Know What People Do, Not What they Say They Are Doing

PeopleKnow What People Do, Not What they Say They Are Doing
Source: Stockscores.com Perspectives for the week ending March 20, 2013
This week’s Trading Lesson
Investors have many choices on how to analyze the stock market. Most use some form of fundamental analysis, looking at company information to determine whether the stock’s price is more likely to go higher or lower in the future. This approach makes the most intuitive sense and appeals to our need to make an educated decision. However, it is seriously flawed for most investors.
When considering information about companies, it is not enough to know the news. It is also essential to understand whether that information has already been priced in to the stock. Ultimately, using information is only valuable if the rest of the market is not yet aware of it.
Small investors doing fundamental research are competing against large, institutional investors who have considerable resources, industry knowledge and relationships to uncover hidden value. This is sort of like bringing a knife to a gun fight, although it is probably more accurate to say that you are bringing a stir stick to a nuclear war.
Rather than study fundamentals, I prefer to analyze what the market thinks of the fundamentals. Using price and volume activity, it is possible to understand what investors think about the fundamentals. Since the markets are extremely efficient, they tend to price in information long before it is part of the public base of knowledge. Most importantly, studying a stock’s trading history looks at what all investors are doing with their money, not just what some are saying.
When doing analysis, I begin by collecting information. For me, this means looking at all of the relevant charts and assessing what the message of the market is. In this process, it is important that you avoid biasing the research.
It is a common for people to only look for what they want to see. An investor who is long a number of oil stocks will seek out information that confirms the oil market is going higher. You can be a great reader of charts, but if you don’t look at the right charts, you will get a tainted impression of where a market is headed.

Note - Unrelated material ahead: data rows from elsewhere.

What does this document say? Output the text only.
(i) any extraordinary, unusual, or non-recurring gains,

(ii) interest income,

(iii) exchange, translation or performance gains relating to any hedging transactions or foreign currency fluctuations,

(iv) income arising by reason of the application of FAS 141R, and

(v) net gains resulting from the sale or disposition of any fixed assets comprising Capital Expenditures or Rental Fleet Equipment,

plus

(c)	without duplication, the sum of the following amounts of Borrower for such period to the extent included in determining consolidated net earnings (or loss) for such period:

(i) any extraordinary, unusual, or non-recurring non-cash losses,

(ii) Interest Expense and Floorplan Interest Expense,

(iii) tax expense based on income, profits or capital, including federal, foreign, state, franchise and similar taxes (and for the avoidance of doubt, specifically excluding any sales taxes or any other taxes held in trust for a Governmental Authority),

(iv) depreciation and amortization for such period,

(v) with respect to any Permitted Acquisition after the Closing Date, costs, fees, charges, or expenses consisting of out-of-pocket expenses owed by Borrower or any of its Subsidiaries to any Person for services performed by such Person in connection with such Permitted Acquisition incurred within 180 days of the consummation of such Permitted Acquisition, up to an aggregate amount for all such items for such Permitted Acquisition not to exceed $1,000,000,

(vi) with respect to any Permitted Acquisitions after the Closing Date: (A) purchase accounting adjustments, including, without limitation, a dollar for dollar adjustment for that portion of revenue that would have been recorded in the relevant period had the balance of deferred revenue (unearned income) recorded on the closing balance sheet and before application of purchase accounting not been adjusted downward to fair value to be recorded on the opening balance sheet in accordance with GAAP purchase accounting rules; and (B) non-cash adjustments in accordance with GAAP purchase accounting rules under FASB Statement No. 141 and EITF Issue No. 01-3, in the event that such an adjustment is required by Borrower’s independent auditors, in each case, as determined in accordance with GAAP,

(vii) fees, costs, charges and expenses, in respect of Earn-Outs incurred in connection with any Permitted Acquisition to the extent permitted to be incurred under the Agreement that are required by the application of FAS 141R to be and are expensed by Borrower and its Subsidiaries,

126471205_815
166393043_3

Let’s do this process for analyzing the overall market right now. Here is a list of the ETF charts I focus on:
UUP – US Dollar Index
TLT – 20 Year Treasury Bond
GLD – Gold Trust
OIL – Crude Oil
VXX – Volatility Index Futures
SPY – S&P 500
T.XIU – TSX 60
In each of these charts, I look for a few simple characteristics:
Rising bottoms – the buyers are in control
Falling tops – the sellers are in control
Price volatility – if there is a lot of price volatility, investors are uncertain. If the stock is trading in a narrow range, investors are confident
Price relative to a trend line – price far above an upward trend line indicates buyers are emotional. Closer to the trend line shows investors are rational
Price relative past price ceilings and floors – recent breaks through important areas of support and resistance show a change in the perception of fundamental value
We need to look for these things in the charts and the piece together the puzzle of how different factors work together. Let’s go through the list of ETFs and highlight the characteristics:
UUP – the market has been Bullish on the US Dollar for about six weeks and the trend remains up. The recent volatility here indicates the market is getting more uncertain about whether the strength is justified.
TLT – US Treasuries remain in a downward trend, a positive for the stock market since sellers of Treasuries have a good chance of putting the money to work in the stock market.
GLD – Gold is in a downward trend but was oversold until last week. The precious metal is now bouncing back but this strength is not a change of trend yet, I remain Bearish on Gold.
OIL – Oil is in a sideways trading pattern that oscillates up and down without a sustained trend. That deserves a Neutral rating.
VXX – The VXX represents Fear which continues to be on the decline.
SPY – the S&P 500 is still in an upward trend, the recent weakness is thus far only a pullback in that trend and not a break of the trend.
T.XIU – the TSX has been trending sideways over the last couple of months but is slowly building optimism. A break higher will take the index through resistance and likely indicate a broadening of the rally that has occurred in the Banking and Telecomm stocks.